Unlike our hapless liberal professor, Yglesias understands that the press corps’ floundering conduct under Bush continued an earlier breakdown. In particular, he knows that the elite press corps “loathed” Candidate Gore; he knows that this loathing elected Bush, leading to many current miseries. And yet, right up to this day, he calls the loathing of Gore “inexplicable.” To this day, he has no idea where it came from.

Maybe it’s our fault. After Labor Day, we plan to roll out a new product; at a new web site, we plan to start posting our (largely written) book about the press corps’ coverage of Campaign 2000. Was the press corps’ astonishing coverage of Gore truly “inexplicable?” In fact, big journalists explained their own conduct at various times, starting as early as June 1999, when Howard Kurtz published a prescient report about the “harsh coverage and punditry” so plainly being dumped on Gore’s head (click here). Kurtz noted the “stark contrast” in the coverage of Bush and Gore—and he asked some major scribes to explain it. At least two explained that stark contrast, quite memorably; they remain major players today. (Roger Simon, Jim Warren.) We’ve posted that material again and again. But liberals refuse to understand it—or we prefer to pretend that we can’t.

What, us worry? Or analyze? Maureen Dowd doesn’t do policy—and we liberals don’t stoop to that! To this day, Stewart hasn’t conjured how that “malaise” story ever took form. Yglesias knows Gore was loathed (and thus kept from office). But he has no idea why.

The insouciance of the modern liberal is truly a thing to see! We’re having computer problems today; we’ll therefore leave things here for the day. Tomorrow, we hope to return to more recent work from our “intellectual leaders.” To this crowning bit of rube-running, for instance. Or to Dahlia Lithwick’s recent liberties with a union event.

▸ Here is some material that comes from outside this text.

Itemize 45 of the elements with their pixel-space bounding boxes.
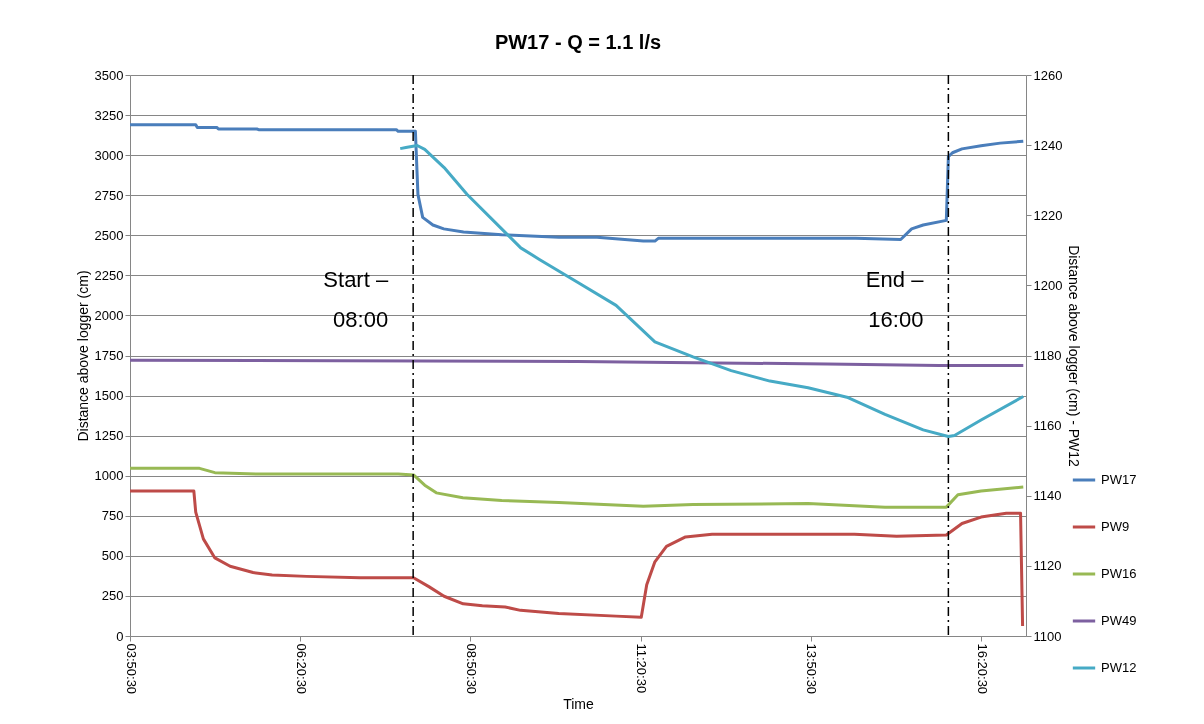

Let’s exclude Yglesias from what follows:

Increasingly, your liberal “intellectual leaders” treat you like hayseeds, like stooges, like rubes—like eyeballs to be drawn to the screen or the site. They hand you silly personality tales, tales increasingly driven by sex. (Maddow self-degrades further each night.) You will never see a progressive politics as long as this low-IQ, high-profit clowning remains the rule of the tribe.

How should we react to these “intellectual leaders?” Progressives need to pick up sticks and drive them into the countryside. They deserve a good public re-education. Perhaps they can get one out there.

Final point: Some patterns are quite familiar. Carter’s speech was “extremely popular,” Stewart writes—until the story-line inexplicably changed. (“Viewers polled while watching found that the speech inspired them as it unfolded.”) Similarly, Candidate Gore won that crucial first debate, in every poll—until we inexplicably got handed a new, super-potent Group Narrative. (Viewers polled after watching said Gore won. Average margin: ten points.)

Some patterns are quite familiar. We liberals can never explain them.

The Warren court’s verdict: Below, you see what Warren told Kurtz about that “harsh coverage and punditry.” For our money, Simon’s statement was much more striking:

KURTZ (6/25/99): "We're sort of bored with Clinton, and many of us think Clinton's a moral scum, and probably subconsciously, at a minimum, we taint Gore by virtue of his association."

We think Clinton’s a moral scum. And we taint Gore, Warren said.

Ten years later, a bright young liberal calls the loathing “inexplicable.” Even when big players explain, we find them inexplicable.